自民、公明両党は26日、衆院第2議員会館で与党税制協議会の「消費税軽減税率制度検討委員会」を開き、事業者による消費税の納税事務に関して、2017年4月の軽減税率導入当初に用いる「簡素な経理方式」の内容で大筋合意した。

「簡素な経理方式」は、納税額を正確に計算するためのインボイス(消費税額などが示された納品書)制度を導入するまでの経過措置。席上、自民・宮沢洋一、公明・斉藤鉄夫の両税制調査会長は、内容のたたき台を提示し、出席者から異論が出なかったことから、これを基に制度の詳細を詰めるよう財務省に指示した。

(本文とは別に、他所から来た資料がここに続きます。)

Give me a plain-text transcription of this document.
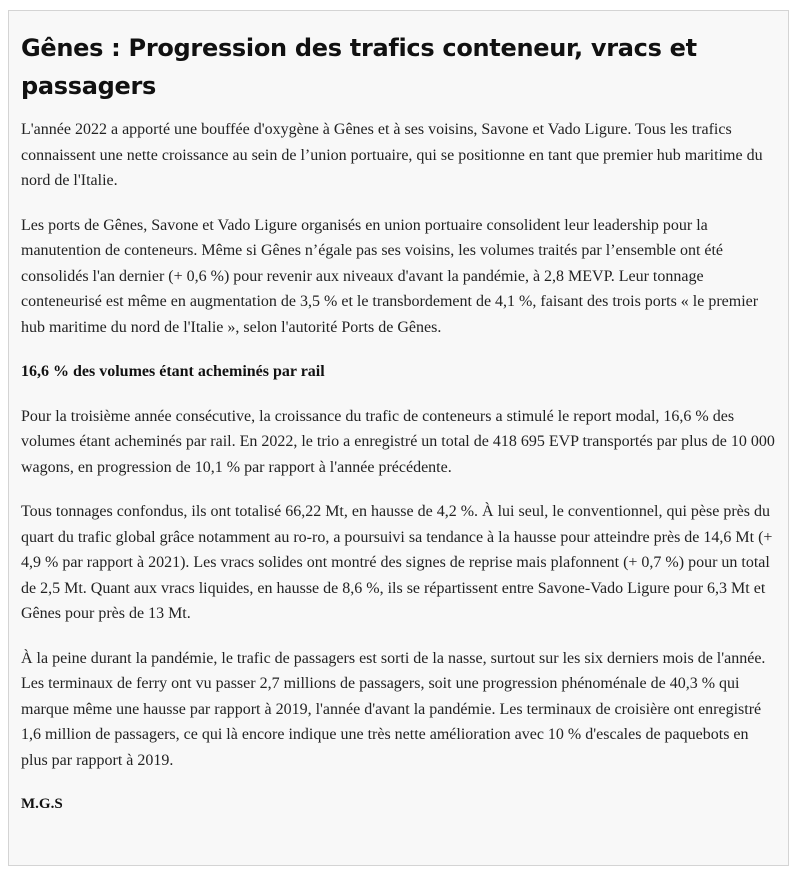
Gênes : Progression des trafics conteneur, vracs et passagers

L'année 2022 a apporté une bouffée d'oxygène à Gênes et à ses voisins, Savone et Vado Ligure. Tous les trafics connaissent une nette croissance au sein de l’union portuaire, qui se positionne en tant que premier hub maritime du nord de l'Italie.

Les ports de Gênes, Savone et Vado Ligure organisés en union portuaire consolident leur leadership pour la manutention de conteneurs. Même si Gênes n’égale pas ses voisins, les volumes traités par l’ensemble ont été consolidés l'an dernier (+ 0,6 %) pour revenir aux niveaux d'avant la pandémie, à 2,8 MEVP. Leur tonnage conteneurisé est même en augmentation de 3,5 % et le transbordement de 4,1 %, faisant des trois ports « le premier hub maritime du nord de l'Italie », selon l'autorité Ports de Gênes.

16,6 % des volumes étant acheminés par rail

Pour la troisième année consécutive, la croissance du trafic de conteneurs a stimulé le report modal, 16,6 % des volumes étant acheminés par rail. En 2022, le trio a enregistré un total de 418 695 EVP transportés par plus de 10 000 wagons, en progression de 10,1 % par rapport à l'année précédente.

Tous tonnages confondus, ils ont totalisé 66,22 Mt, en hausse de 4,2 %. À lui seul, le conventionnel, qui pèse près du quart du trafic global grâce notamment au ro-ro, a poursuivi sa tendance à la hausse pour atteindre près de 14,6 Mt (+ 4,9 % par rapport à 2021). Les vracs solides ont montré des signes de reprise mais plafonnent (+ 0,7 %) pour un total de 2,5 Mt. Quant aux vracs liquides, en hausse de 8,6 %, ils se répartissent entre Savone-Vado Ligure pour 6,3 Mt et Gênes pour près de 13 Mt.

À la peine durant la pandémie, le trafic de passagers est sorti de la nasse, surtout sur les six derniers mois de l'année. Les terminaux de ferry ont vu passer 2,7 millions de passagers, soit une progression phénoménale de 40,3 % qui marque même une hausse par rapport à 2019, l'année d'avant la pandémie. Les terminaux de croisière ont enregistré 1,6 million de passagers, ce qui là encore indique une très nette amélioration avec 10 % d'escales de paquebots en plus par rapport à 2019.

M.G.S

区分経理方法のイメージ大筋合意した内容では、現行の税額計算の方法(請求書等保存方式)を応用して、標準税率と軽減税率の区分経理を行うとした。ただし、年間課税売上高が5000万円以下の中小事業者については、特例で売上高の一定割合を軽減税率対象の売り上げとみなして納税額を計算する「みなし課税方式」を選択できる。

みなし課税方式を選択した場合に用いる軽減税率対象の割合は、(1)仕入れ額(2)通常の連続10営業日の売上高―のいずれかから算出するとし、(1)や(2)で算出できない場合は売上高の半分を軽減税率対象とみなす。また、年間課税売上高が1000万円以下の事業者に消費税の納税義務を免除する制度は維持される。

会合では、インボイス制度の設計や導入時期についても、宮沢、斉藤両税調会長がたたき台を作成し、議論していく方針を確認した。